VOIR L'ANTIQUE : PEINDRE LES RUINES BAMBOCCIANTI À HUBERT ROBERT
Depuis les premières fouilles à Herculanum et Pompéi, respectivement à partir de 1738 et 1748, l'attrait pour l'antique gagne les collectionneurs et marchands autant que les peintres. La découverte de ces deux sites rend la pratique du Grand Tour d'autant plus incontournable pour les jeunes aristocrates désireux de se confronter à l'art antique, et faisant de la région de Naples, une étape importante dans cette pérégrination savante et artistique.
Les ruines ont cependant inspiré les artistes bien avant ces découvertes archéologiques majeures. C'est le cas notamment des peintres de bamboche, ou Bamboccianti, qui exploitent le thème de la vie quotidienne en représentant des bergers faisant paître des troupeaux parmi les vestiges antiques.
La sélection de tableaux anciens qui sera présentée en vente chez Ulysse & Victor à Drouot le 11 février 2025 illustre ces différents regards portés sur l’antique. Le motif des bergers et des troupeaux bovins, cher aux artistes septentrionaux, est manifeste sur un panneau attribué à un artiste de l'entourage de Jacob Philipp Hackert, dit Hackert d’Italie (lot 5). Les robes des bovins, qui font écho à la lumière dorée, de même qu'aux tons bruns du paysage et notamment des ruines dans la partie gauche du tableau, confèrent à l'ensemble une harmonie chromatique particulièrement agréable.
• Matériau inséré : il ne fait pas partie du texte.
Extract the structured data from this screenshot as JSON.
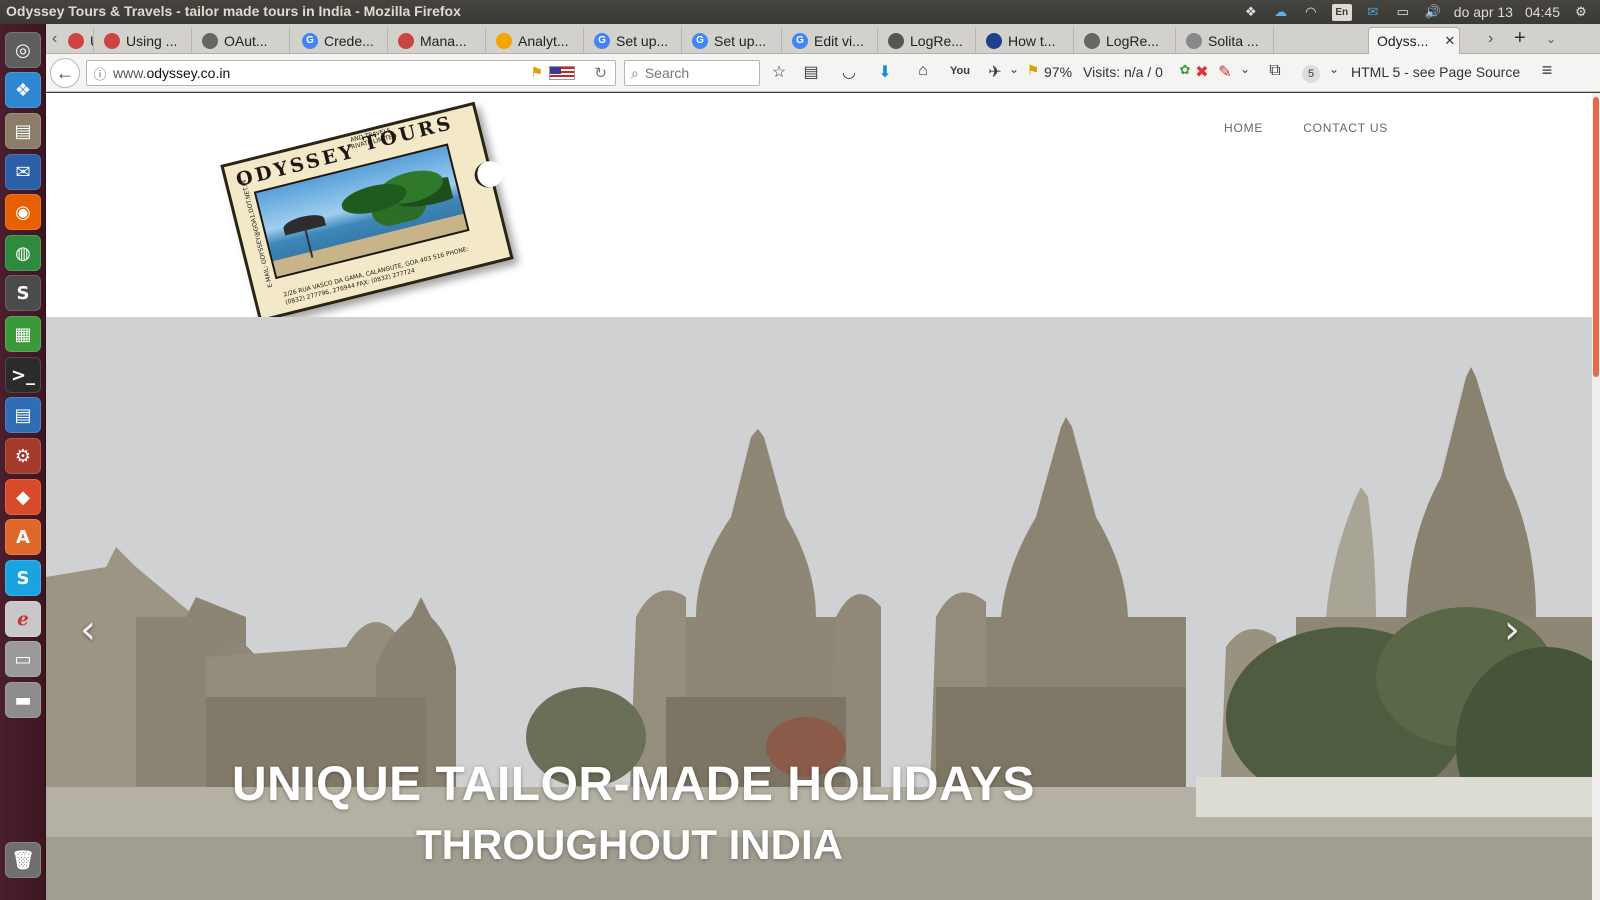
{
  "window": {
    "title": "Odyssey Tours & Travels - tailor made tours in India - Mozilla Firefox"
  },
  "tray": {
    "keyboard": "En",
    "date": "do apr 13",
    "time": "04:45"
  },
  "launcher": {
    "items": [
      {
        "icon": "ubuntu-dash-icon",
        "color": "#5e5e5e",
        "glyph": "◎"
      },
      {
        "icon": "dropbox-icon",
        "color": "#2f86d1",
        "glyph": "❖"
      },
      {
        "icon": "files-icon",
        "color": "#8a7d6a",
        "glyph": "▤"
      },
      {
        "icon": "thunderbird-icon",
        "color": "#2b5fa8",
        "glyph": "✉"
      },
      {
        "icon": "firefox-icon",
        "color": "#e66000",
        "glyph": "◉"
      },
      {
        "icon": "chrome-icon",
        "color": "#2e8b3e",
        "glyph": "◍"
      },
      {
        "icon": "sublime-text-icon",
        "color": "#4b4b4b",
        "glyph": "S"
      },
      {
        "icon": "spreadsheet-icon",
        "color": "#3a9a3a",
        "glyph": "▦"
      },
      {
        "icon": "terminal-icon",
        "color": "#2b2b2b",
        "glyph": ">_"
      },
      {
        "icon": "writer-icon",
        "color": "#2f6db5",
        "glyph": "▤"
      },
      {
        "icon": "settings-icon",
        "color": "#a33a2a",
        "glyph": "⚙"
      },
      {
        "icon": "git-icon",
        "color": "#d84b2a",
        "glyph": "◆"
      },
      {
        "icon": "software-center-icon",
        "color": "#e0672a",
        "glyph": "A"
      },
      {
        "icon": "skype-icon",
        "color": "#1aa3e0",
        "glyph": "S"
      },
      {
        "icon": "pdf-viewer-icon",
        "color": "#c8c8c8",
        "glyph": "ℯ"
      },
      {
        "icon": "scanner-icon",
        "color": "#9a9a9a",
        "glyph": "▭"
      },
      {
        "icon": "drive-icon",
        "color": "#8c8c8c",
        "glyph": "▬"
      },
      {
        "icon": "trash-icon",
        "color": "#6f6f6f",
        "glyph": "🗑"
      }
    ]
  },
  "tabs": [
    {
      "label": "Using ...",
      "icon": "generic-site-icon",
      "color": "#c44"
    },
    {
      "label": "Using ...",
      "icon": "generic-site-icon",
      "color": "#c44"
    },
    {
      "label": "OAut...",
      "icon": "oauth-icon",
      "color": "#666"
    },
    {
      "label": "Crede...",
      "icon": "google-icon",
      "color": "#4285f4"
    },
    {
      "label": "Mana...",
      "icon": "generic-site-icon",
      "color": "#c44"
    },
    {
      "label": "Analyt...",
      "icon": "analytics-icon",
      "color": "#f4a300"
    },
    {
      "label": "Set up...",
      "icon": "google-icon",
      "color": "#4285f4"
    },
    {
      "label": "Set up...",
      "icon": "google-icon",
      "color": "#4285f4"
    },
    {
      "label": "Edit vi...",
      "icon": "google-icon",
      "color": "#4285f4"
    },
    {
      "label": "LogRe...",
      "icon": "generic-site-icon",
      "color": "#555"
    },
    {
      "label": "How t...",
      "icon": "perl-icon",
      "color": "#1f3f8f"
    },
    {
      "label": "LogRe...",
      "icon": "generic-site-icon",
      "color": "#666"
    },
    {
      "label": "Solita ...",
      "icon": "solita-icon",
      "color": "#888"
    },
    {
      "label": "Odyss...",
      "icon": "odyssey-icon",
      "color": "#fff",
      "active": true
    }
  ],
  "navbar": {
    "url_prefix": "www.",
    "url_domain": "odyssey.co.in",
    "search_placeholder": "Search",
    "zoom": "97%",
    "visits": "Visits: n/a / 0",
    "addon_count": "5",
    "html_info": "HTML 5 - see Page Source"
  },
  "site": {
    "nav": {
      "home": "HOME",
      "contact": "CONTACT US"
    },
    "logo": {
      "word1": "ODYSSEY",
      "word2": "TOURS",
      "sub": "AND TRAVELS PRIVATE LIMITED",
      "address": "2/26 RUA VASCO DA GAMA, CALANGUTE, GOA 403 516 PHONE: (0832) 277796, 276944 FAX: (0832) 277724",
      "side": "E-MAIL: ODYSSEY@GOA1.DOT.NET.IN"
    },
    "hero": {
      "line1": "UNIQUE TAILOR-MADE HOLIDAYS",
      "line2": "THROUGHOUT INDIA"
    }
  },
  "colors": {
    "launcher": "#4a1e2c",
    "panel": "#3c3b37",
    "scroll_thumb": "#e0522e"
  }
}
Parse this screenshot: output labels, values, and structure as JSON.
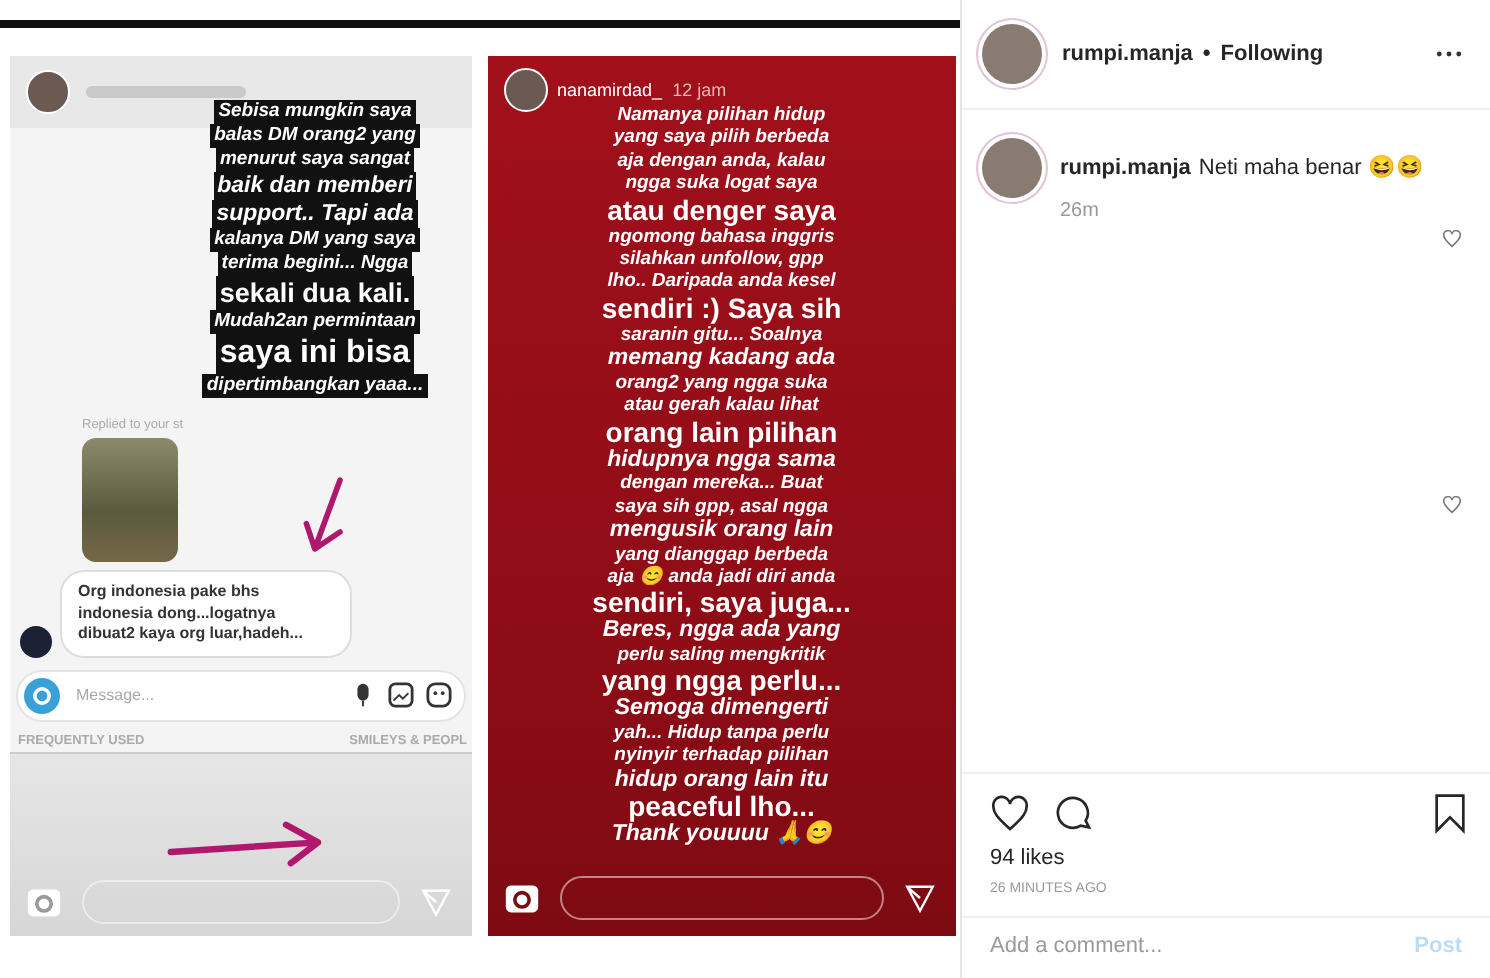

Lot 5 : Entourage de Jacob Philipp HACKERT, dit HACKERT D’ITALIE (Prenzlau 1737 - 1807 San Piero di Careggi)
Pâtres et troupeaux paissant au bord d’un fleuve, dans la campagne italienne
Tirant toujours profit de la lumière dorée des paysages italiens, le Paysage de ruines avec paysans dansant, au soleil couchant, entourage de Joseph Mallord William Turner (lot 3), offre, avec une touche moins contrainte, une scène populaire côtoyant des vestiges antiques.
La vue de Paestum, que l'on doit à un peintre de l'entourage d'Anton Sminck Pitloo (lot 6), procède d'un intérêt presque archéologique. Car si des badauds occupent le premier plan, ces derniers sont presque anecdotique tant la composition dépend de la représentation des deux temples d'Héra. Paestum était alors une destination privilégiée à l'occasion du Grand Tour, notamment pour les deux temples grecs, représentés par l'artiste, plus accessibles que ceux situés en Grèce sous domination ottomane.
Lot 6 : Entourage de Anton Sminck PITLOO (Arnhem 1790-1837 Naples)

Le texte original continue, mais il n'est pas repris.